Jones still looked a lot like himself. Petite, charismatic, sparkling eyes–I registered at the age of 9 that he was the same man from the TV show, but I doubt I understood the older, wizened Dolenz to be the curly-mopped rogue I’d grown infatuated with. Perhaps if I had, I would have avoided developing this preference all together.

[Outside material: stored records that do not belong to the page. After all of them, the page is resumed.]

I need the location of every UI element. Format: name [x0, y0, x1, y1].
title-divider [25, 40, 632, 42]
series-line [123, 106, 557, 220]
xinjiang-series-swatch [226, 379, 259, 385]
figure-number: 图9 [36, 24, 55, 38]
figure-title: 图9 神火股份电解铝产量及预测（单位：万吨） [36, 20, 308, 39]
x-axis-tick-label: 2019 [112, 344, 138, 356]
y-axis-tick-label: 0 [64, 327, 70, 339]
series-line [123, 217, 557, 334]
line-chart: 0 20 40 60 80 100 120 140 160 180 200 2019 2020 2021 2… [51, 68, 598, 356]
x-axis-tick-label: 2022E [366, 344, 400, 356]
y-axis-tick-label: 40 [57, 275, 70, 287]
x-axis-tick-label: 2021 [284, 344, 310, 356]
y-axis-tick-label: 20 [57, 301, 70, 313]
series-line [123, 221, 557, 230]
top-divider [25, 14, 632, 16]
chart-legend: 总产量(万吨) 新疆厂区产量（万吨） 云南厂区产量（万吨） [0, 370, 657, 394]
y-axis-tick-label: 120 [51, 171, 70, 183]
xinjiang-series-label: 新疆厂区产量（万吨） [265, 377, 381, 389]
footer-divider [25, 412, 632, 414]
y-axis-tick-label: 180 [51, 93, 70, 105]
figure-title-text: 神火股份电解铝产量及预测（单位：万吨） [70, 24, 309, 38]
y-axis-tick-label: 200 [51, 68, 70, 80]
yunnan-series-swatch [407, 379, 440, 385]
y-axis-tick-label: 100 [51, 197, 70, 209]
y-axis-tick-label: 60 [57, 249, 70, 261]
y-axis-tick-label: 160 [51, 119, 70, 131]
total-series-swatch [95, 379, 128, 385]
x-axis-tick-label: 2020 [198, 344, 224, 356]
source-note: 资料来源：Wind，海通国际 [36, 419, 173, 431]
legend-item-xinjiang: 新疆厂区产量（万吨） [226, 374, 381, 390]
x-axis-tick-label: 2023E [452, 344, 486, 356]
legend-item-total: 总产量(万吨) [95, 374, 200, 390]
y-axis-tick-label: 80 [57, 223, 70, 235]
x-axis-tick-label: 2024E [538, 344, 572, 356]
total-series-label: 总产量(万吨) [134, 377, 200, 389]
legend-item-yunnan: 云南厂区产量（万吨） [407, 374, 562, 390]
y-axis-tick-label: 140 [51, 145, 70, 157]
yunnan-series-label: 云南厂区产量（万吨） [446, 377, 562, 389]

Back to the pictures. I see Dolenz and Nesmith at the apex of their popularity, and I think, “Yup, that’s what I go for.” Nine times out of ten, if I am around a group of men, if I am attracted to any of them it is generally the joker or the loner. This presents me with two options: share in the adventurous, non-committal spirit of the merry prankster or try very hard to make the scowling guy smile. I suppose both appeal to my sense of humor and let me exercise it. In elementary, middle and high school, I always went for the class clown. As a goody-two-shoes over-achiever, I delighted in silently watching them wreak havoc in the classroom. As a grown up, I still adore the Dolenzes of this world, though I suppose I make them my friends rather than paramours. In that regard, I spent several years going for the outwardly brooding, doleful intellectuals. I thought that still waters ran deep, but more often than not it was the placid veneer of a lack of empathy for other humans or a debilitating chemical imbalance.
A lot’s changed. While I no longer relegate my romantic choices to these two archetypes entirely, old habits die hard. And, I still love Lucky Charms.